Degrees

Fellowships

Joseph Harris Outstanding Teaching Fellowship ( Application Deadline – Jan. 15, 2016)

  • Candidate may nominate themselves or be nominated by students or faculty who have had direct experience or observations of their teaching abilities.
  • Applicant must be a current doctoral student with a completed master’s degree in the College of Criminology and Criminal Justice.
  • Applicant must be able to present evidence of excellence as a classroom instructor.
  •  A three-course teaching load will be assigned to recipient. Courses may be taught either two in the fall and one in the spring, or vice versa.
  • Application materials required: (1) letter of intent  (2) formal teaching evaluations (3) written statement of teaching philosophy (4) nomination by student or faculty member (not required to apply).
  • Learn more.

Gordon P. Waldo Fellowship

  • Provides $16,500 a year plus out-of-state tuition waivers.
  • Awarded to highly motivated FSU criminology doctoral students with the intellectual curiosity necessary to challenge popular ideas about the causes, consequences, and control of crime.
  • Partners Waldo Fellow with College faculty who are leading researchers in a field the fellow is interested in pursuing.

Criminology and Public Policy and Social Problems Fellowships

  • Funded by their related associations, these fellowships provide a fall, spring, and summer stipend of $19,000-$22,000 in addition to tuition waivers.
  • Provides each fellow with valuable editorial experience and exposure to the publication process as the managing editor for each journal.

Richard L. Rachin Fellowship

  • Established in memory of Richard L. Rachin, founder of the Journal of Drug Issues.
  • Awarded annually to an academically ambitious and successful student pursuing a Ph.D. in Criminology.
  • Presents tuition waivers and a fall, spring, and summer stipend of approximately $16,000 per year.
  • Provides the fellow with valuable editorial experience and exposure to cutting-edge drug research experience as the assistant editor for the Journal of Drug Issues.

University Fellowships

(Application deadline is January 15 for these fellowships.)

  • The University Fellowship Program, administered by the Office of Graduate Studies, is a University-wide competition open to new and continuing graduate students. It provides a stipend of $18,000 plus a tuition waiver of up to twelve hours for Fall and Spring.
  • Presidential University Fellowships are awarded to newly enrolling Ph.D. students. These awards are multi-year and provide a stipend of $23,000 for the first and fourth years each, plus a tuition waiver of up to twelve hours for each Fall and Spring, funded by the Office of Graduate Studies. The second and third year stipends and tuition waivers are funded by the College.
  • The College also awards a one-year, $11,000 University fellowship to an outstanding incoming graduate student. Additionally, the University Fellow receives a tuition waiver of up to twelve hours for Fall and Spring.
  • The Delores Auzenne Fellowship for Minorities awards a $5,000 stipend for the academic year, which is distributed in equal increments at the beginning of the Fall and Spring semesters. It is awarded to minority students enrolled as regular full-time graduate students or currently accepted for study in the graduate program.
  • The McKnight Doctoral Fellow receives a $12,000 annual stipend plus tuition waivers. The fellowship is awarded to newly enrolling African-American students seeking a doctoral degree. It is renewable up to five years.
  • The Leslie N. Wilson Assistantship provides $5,000 per year plus tuition waivers for newly enrolling Black American graduate students. Application forms are available in the Office of the Dean of Graduate Studies or from the director of graduate studies of the student’s program. The application deadline is February 1.

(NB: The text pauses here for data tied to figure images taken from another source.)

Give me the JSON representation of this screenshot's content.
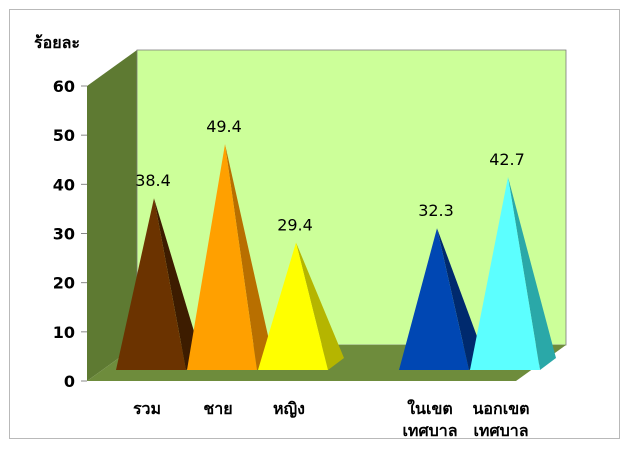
{
  "chart_data": {
    "type": "bar",
    "bar_shape": "pyramid-3d",
    "ylabel": "ร้อยละ",
    "ylim": [
      0,
      60
    ],
    "yticks": [
      0,
      10,
      20,
      30,
      40,
      50,
      60
    ],
    "grid": false,
    "legend": "none",
    "categories": [
      {
        "lines": [
          "รวม"
        ],
        "value": 38.4,
        "value_label": "38.4",
        "color": "#6b3300",
        "side": "#3d1c00"
      },
      {
        "lines": [
          "ชาย"
        ],
        "value": 49.4,
        "value_label": "49.4",
        "color": "#ffa000",
        "side": "#b86f00"
      },
      {
        "lines": [
          "หญิง"
        ],
        "value": 29.4,
        "value_label": "29.4",
        "color": "#ffff00",
        "side": "#b5b500"
      },
      {
        "lines": [
          "ในเขต",
          "เทศบาล"
        ],
        "value": 32.3,
        "value_label": "32.3",
        "color": "#0047b3",
        "side": "#002a6e"
      },
      {
        "lines": [
          "นอกเขต",
          "เทศบาล"
        ],
        "value": 42.7,
        "value_label": "42.7",
        "color": "#5cffff",
        "side": "#2aa8a8"
      }
    ],
    "colors": {
      "back_wall": "#ccff99",
      "side_wall": "#5e7a32",
      "floor": "#6e8c3c",
      "floor_front": "#56702e"
    }
  }
}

National Graduate Awards and Fellowships

  • The American Society of Criminology offers several award and fellowship opportunities for graduate students. ASC is an international organization whose members pursue scholarly, scientific, and professional knowledge concerning the measurement, etiology, consequences, prevention, control, and treatment of crime and delinquency.
  • The National Institute of Justice Graduate Research Fellowship Program is an annual program that provides assistance to universities for dissertation research support to outstanding doctoral students undertaking independent research on issues related to crime and justice.
  • Ford Foundation Fellowship Awards are offered at the Predoctoral, Dissertation and Postdoctoral levels. Through its Fellowship Programs, the Ford Foundation seeks to increase the diversity of the nation’s college and university faculties by increasing their ethnic and racial diversity, to maximize the educational benefits of diversity, and to increase the number of professors who can and will use diversity as a resource for enriching the education of all students.
  • The American Association of University Women offers fellowship and grant opportunities for graduate students. AAUW has a long and distinguished history of advancing educational and professional opportunities for women in the United States and around the globe.